Once, you’re done, take about 60 seconds, and simply look at both pictures. Ignore the frame on the left. Just look at the pictures. Look back and forth rapidly in order to compare them with each other.

Finally, write down a sentence that captures your thoughts, feelings, and observations during this comparison process.

Principles of Miracle-Minded Relationship

We need to gradually learn to approach relationships from a whole other mind-set. This mind-set is what will transform the relationship from the picture of death into an experience of the holy instant. The following principles are inspired by the Course and by my own experience.

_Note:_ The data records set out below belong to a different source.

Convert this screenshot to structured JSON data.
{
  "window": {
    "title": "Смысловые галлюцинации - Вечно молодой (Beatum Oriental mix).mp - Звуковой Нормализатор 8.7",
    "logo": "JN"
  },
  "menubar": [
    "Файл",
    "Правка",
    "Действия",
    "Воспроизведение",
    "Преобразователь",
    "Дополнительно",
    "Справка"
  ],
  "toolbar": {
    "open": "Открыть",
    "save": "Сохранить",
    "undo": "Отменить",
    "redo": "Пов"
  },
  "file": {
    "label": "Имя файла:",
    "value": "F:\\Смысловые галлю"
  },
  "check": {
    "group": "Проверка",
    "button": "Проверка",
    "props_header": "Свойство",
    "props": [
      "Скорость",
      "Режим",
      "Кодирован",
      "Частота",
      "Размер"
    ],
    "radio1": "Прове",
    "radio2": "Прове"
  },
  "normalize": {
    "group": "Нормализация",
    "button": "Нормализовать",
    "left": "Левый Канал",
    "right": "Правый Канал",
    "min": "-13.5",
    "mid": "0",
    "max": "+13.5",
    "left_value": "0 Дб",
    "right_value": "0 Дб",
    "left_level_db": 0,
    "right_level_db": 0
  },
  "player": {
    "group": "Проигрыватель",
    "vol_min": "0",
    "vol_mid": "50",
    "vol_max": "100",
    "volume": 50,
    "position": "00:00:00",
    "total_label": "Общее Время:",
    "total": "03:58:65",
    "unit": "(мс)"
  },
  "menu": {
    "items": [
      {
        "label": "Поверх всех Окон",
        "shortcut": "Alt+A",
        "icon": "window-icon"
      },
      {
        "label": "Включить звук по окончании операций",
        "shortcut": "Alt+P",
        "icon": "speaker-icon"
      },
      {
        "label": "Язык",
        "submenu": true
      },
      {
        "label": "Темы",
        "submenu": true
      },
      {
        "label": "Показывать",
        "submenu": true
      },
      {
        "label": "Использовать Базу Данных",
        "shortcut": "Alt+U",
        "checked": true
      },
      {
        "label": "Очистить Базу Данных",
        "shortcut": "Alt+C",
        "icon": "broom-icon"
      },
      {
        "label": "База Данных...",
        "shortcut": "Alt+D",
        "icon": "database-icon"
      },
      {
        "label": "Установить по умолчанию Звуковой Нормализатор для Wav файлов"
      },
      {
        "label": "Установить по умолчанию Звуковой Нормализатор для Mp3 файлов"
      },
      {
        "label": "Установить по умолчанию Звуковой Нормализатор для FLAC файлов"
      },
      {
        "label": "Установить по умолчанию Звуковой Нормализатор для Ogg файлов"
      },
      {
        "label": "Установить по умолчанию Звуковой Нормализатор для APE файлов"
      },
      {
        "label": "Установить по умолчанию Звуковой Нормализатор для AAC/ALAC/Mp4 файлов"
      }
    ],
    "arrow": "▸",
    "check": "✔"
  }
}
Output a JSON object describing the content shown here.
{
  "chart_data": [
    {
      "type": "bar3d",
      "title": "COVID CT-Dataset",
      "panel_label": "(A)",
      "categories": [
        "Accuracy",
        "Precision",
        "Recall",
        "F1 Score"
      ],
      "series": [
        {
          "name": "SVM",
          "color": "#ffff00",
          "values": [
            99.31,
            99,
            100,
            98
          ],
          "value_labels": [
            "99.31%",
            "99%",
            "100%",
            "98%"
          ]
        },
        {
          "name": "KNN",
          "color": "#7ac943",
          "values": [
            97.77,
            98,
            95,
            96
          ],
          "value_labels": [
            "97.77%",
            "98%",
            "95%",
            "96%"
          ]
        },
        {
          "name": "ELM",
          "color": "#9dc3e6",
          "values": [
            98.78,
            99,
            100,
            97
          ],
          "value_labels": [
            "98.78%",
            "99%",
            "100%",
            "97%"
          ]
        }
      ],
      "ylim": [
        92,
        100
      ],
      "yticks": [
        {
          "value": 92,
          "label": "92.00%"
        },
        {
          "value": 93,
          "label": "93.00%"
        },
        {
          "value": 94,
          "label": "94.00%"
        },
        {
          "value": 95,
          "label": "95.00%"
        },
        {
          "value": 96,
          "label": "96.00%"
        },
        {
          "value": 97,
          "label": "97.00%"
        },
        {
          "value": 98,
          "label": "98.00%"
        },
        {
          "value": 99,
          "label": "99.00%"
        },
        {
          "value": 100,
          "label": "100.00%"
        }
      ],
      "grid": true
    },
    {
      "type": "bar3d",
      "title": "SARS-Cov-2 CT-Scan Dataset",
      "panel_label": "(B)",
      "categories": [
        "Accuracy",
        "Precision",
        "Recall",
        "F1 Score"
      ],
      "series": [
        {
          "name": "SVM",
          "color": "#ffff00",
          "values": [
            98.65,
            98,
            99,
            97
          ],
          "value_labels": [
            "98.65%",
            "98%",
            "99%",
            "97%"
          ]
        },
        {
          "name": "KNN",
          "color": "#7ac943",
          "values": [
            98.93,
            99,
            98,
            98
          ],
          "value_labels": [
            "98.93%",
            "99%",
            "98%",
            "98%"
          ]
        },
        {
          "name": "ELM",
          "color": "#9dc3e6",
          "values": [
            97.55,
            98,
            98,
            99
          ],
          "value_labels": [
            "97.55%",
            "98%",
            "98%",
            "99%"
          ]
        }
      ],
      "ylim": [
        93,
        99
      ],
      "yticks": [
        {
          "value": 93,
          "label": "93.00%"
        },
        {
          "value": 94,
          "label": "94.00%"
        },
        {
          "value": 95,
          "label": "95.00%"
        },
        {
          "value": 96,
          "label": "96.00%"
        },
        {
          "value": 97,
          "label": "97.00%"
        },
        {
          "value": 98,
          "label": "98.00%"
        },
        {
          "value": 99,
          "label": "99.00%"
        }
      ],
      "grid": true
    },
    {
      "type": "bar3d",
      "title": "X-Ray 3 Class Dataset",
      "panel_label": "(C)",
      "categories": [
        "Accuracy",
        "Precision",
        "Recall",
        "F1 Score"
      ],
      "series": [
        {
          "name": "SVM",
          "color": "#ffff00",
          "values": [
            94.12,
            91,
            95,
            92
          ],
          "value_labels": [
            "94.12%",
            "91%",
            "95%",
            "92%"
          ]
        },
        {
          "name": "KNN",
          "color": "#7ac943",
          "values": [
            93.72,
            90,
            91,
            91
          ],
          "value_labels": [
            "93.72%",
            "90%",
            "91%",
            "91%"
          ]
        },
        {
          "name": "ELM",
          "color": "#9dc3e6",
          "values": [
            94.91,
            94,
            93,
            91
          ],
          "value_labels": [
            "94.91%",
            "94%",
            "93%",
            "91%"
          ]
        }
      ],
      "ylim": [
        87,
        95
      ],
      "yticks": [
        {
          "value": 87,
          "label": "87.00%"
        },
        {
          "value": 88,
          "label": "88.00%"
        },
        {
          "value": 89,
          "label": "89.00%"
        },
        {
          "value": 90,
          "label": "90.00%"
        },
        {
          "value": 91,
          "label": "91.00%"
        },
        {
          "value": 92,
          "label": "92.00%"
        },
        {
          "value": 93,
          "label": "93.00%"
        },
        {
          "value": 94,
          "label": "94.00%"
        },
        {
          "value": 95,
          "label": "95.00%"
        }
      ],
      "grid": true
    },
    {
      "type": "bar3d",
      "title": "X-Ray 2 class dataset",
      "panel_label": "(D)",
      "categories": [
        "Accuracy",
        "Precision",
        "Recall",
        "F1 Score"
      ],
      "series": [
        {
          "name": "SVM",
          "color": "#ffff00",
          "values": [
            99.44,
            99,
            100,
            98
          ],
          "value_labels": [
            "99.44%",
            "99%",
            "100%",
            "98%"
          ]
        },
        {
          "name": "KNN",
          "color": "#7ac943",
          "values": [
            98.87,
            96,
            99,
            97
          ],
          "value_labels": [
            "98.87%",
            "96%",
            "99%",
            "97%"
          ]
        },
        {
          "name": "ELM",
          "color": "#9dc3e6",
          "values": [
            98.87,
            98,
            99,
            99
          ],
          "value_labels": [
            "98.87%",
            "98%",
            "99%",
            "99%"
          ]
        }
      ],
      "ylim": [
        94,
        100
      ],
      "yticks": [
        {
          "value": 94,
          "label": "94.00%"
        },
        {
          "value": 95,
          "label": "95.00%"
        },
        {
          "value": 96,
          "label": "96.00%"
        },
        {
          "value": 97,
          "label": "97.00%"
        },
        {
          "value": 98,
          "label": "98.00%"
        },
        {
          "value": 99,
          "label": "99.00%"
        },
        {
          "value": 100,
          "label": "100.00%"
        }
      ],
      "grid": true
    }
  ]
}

  • I am with this person not because he or she flips all my switches, but because the Holy Spirit wants this person in my life, because this is His chosen learning partner for me.
  • I am with this person not because we happen to serve each other’s interests so well, but because ideally we share a common purpose that transcends our separate interests.
  • I am with this person not to bask in his or her special magic, but to learn how to love the holy light in everyone, to learn to love the sameness in everyone. Thus, there doesn’t need to be anything special or extraordinary about this person.
  • However, because I cannot yet love the light in everyone, the Holy Spirit will send me someone who, to some extent, fits my personality and life circumstances (e.g., He will not pair me with a 7-foot Siberian yak herder).
  • I am with this person to learn how to forgive; therefore, an important part of his or her role is to exercise my forgiveness muscle—to make mistakes.
  • However, the Holy Spirit knows that I learn best under certain conditions, and so will not ask me to be with someone who sends me over the edge. Some people are best forgiven from a distance.
  • I am in this relationship to learn that my ego is not the center of the universe. I do so by withdrawing from this person the role I hired him/her to play.
  • I am with this person to learn that other people are not objects, to learn that only by giving to them do I truly receive. I do so by learning how to serve this person, how to serve both his/her real needs and foolish ones.
  • I am with this person not to make my ego feel really special, but to learn how to transcend my ego and truly join, and to thus discover that I am more than an ego.
  • If I am in relationship to learn how to love and forgive, I can trust that the Holy Spirit will send me people who will teach me that I am lovable and that I am forgiven.
  • If I am in relationship to learn how to join, I can trust the Holy Spirit will make sure there are people in my life who will truly join with me in a common goal.
  • I am in this relationship to grow up, to slowly shed my childish ego and emerge into the adulthood of my original Self.
  • I am in this relationship to change my own mind. I see challenges in the relationship as opportunities to seek the healing of my own perception, not as opportunities to mold my partner to my expectations. I therefore do lots of Workbook practice in this relationship.
  • Since we have been brought together to learn, if we get truly stuck and stop learning, the Holy Spirit will arrange for us to part (and then, at some later time, come back together and fulfill our calling of establishing a holy relationship together).

Exercise

Write a prayer to God, stating your desire to apply these principles (or some of them, or one in particular) to a certain relationship.

Ask the Holy Spirit: What is the one thing I can do right now to approach this relationship in the way I truly want, in keeping with the principles I believe in?